Je me défonce donc je suis, plus ou moins

De moins en moins nombreux sont ceux qui ont encore connu le temps où il était bon ton, je dirais même ‘koel’, de se défoncer moyennant un moyen plus large que l’esprit. De nos jours, il est bon ton de s’estimer koel si l’on ne se défonce plus, puisqu’un défoncé est inefficace, inutile, non productif etc. Qu’est-ce qu’ils savent?

Au bureau il était temps de se réunir et de s’entreparler. Le moment mensuel était venu, quoi. Les nouveaux ne sont pas encore habitués mais cachent la gêne que cela provoque en prenant un air légèrement étourdi. Les habitués prennent leur place comme si tout l’endroit est leur place. Rien d’inquiétant, tout va bien. Le chef d’équipe, lui, est tout à fait koel. Diplômé en sciences sociales, catholique jusqu’à la moëlle, donc quelque peu hypocrite, sans se lever au dessus de son équipe.

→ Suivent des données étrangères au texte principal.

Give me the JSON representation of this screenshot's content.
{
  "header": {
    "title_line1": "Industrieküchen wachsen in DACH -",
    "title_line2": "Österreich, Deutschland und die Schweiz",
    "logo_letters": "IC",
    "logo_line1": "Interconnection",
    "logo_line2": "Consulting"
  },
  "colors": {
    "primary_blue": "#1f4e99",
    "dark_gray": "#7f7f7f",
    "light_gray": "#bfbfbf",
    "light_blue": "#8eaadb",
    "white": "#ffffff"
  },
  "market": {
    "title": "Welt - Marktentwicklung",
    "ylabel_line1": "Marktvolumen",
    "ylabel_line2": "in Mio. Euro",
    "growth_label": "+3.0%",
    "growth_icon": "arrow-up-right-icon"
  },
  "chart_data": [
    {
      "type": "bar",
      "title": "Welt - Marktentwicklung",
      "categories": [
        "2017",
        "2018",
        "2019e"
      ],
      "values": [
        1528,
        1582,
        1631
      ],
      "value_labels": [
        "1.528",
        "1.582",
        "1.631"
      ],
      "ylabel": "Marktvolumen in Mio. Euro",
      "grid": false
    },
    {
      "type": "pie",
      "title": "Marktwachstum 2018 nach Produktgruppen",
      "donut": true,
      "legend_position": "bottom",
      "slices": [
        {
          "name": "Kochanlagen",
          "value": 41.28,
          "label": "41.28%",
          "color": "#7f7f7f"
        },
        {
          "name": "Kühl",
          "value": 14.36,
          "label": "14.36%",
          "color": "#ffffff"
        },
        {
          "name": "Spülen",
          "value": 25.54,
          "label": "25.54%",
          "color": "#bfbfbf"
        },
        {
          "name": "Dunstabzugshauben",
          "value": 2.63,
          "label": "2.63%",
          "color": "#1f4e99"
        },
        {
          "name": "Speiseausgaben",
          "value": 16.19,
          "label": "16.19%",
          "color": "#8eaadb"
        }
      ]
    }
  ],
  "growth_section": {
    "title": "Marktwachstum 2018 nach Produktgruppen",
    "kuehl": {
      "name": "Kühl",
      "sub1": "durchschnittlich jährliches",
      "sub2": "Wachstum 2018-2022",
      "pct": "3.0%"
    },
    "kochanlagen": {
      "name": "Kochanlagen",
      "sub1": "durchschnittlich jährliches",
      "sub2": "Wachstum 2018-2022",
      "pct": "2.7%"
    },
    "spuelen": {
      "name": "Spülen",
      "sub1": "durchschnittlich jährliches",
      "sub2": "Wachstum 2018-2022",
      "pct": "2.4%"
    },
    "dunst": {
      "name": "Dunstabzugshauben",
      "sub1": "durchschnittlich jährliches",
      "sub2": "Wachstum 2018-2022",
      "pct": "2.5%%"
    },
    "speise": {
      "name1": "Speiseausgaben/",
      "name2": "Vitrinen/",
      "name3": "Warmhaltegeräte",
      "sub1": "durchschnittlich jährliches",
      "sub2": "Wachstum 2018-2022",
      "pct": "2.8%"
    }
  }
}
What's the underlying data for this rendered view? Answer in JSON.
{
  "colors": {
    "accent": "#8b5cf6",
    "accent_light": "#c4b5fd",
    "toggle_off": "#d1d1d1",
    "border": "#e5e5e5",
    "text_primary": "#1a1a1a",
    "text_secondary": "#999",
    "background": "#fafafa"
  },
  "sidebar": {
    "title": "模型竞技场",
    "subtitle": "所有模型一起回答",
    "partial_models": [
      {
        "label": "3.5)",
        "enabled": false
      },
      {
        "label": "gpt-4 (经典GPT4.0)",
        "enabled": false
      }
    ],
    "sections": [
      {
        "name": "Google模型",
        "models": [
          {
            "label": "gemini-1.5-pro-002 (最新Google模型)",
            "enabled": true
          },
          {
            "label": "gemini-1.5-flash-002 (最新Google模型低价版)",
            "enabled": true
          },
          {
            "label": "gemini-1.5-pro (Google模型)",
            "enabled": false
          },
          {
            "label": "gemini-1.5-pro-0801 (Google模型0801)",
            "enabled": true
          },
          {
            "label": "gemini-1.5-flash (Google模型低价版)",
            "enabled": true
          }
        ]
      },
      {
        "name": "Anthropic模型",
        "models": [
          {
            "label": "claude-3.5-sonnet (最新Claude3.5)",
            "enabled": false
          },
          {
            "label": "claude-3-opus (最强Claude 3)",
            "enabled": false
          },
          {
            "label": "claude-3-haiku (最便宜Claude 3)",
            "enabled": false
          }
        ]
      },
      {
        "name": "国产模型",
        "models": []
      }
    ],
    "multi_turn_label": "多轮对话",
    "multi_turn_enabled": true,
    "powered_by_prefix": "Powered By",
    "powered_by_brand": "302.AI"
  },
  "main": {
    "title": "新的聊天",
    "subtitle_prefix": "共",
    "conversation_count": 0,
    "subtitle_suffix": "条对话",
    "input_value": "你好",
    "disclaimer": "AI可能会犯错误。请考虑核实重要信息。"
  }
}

Aujourd’hui, toutefois, le hyperâne et crâne de la boîte assiste à la réunion, pardon, au moment d’entreparler. Il arrive comme il faut – bien qu’il soit le seul à estimer qu’il faut ainsi – en retard de six minutes. C’est sa façon, en vain, de se donner du poids. Il prend un air prompt et s’assied sur la seule chaise libre. Et puis, la porte se ferme.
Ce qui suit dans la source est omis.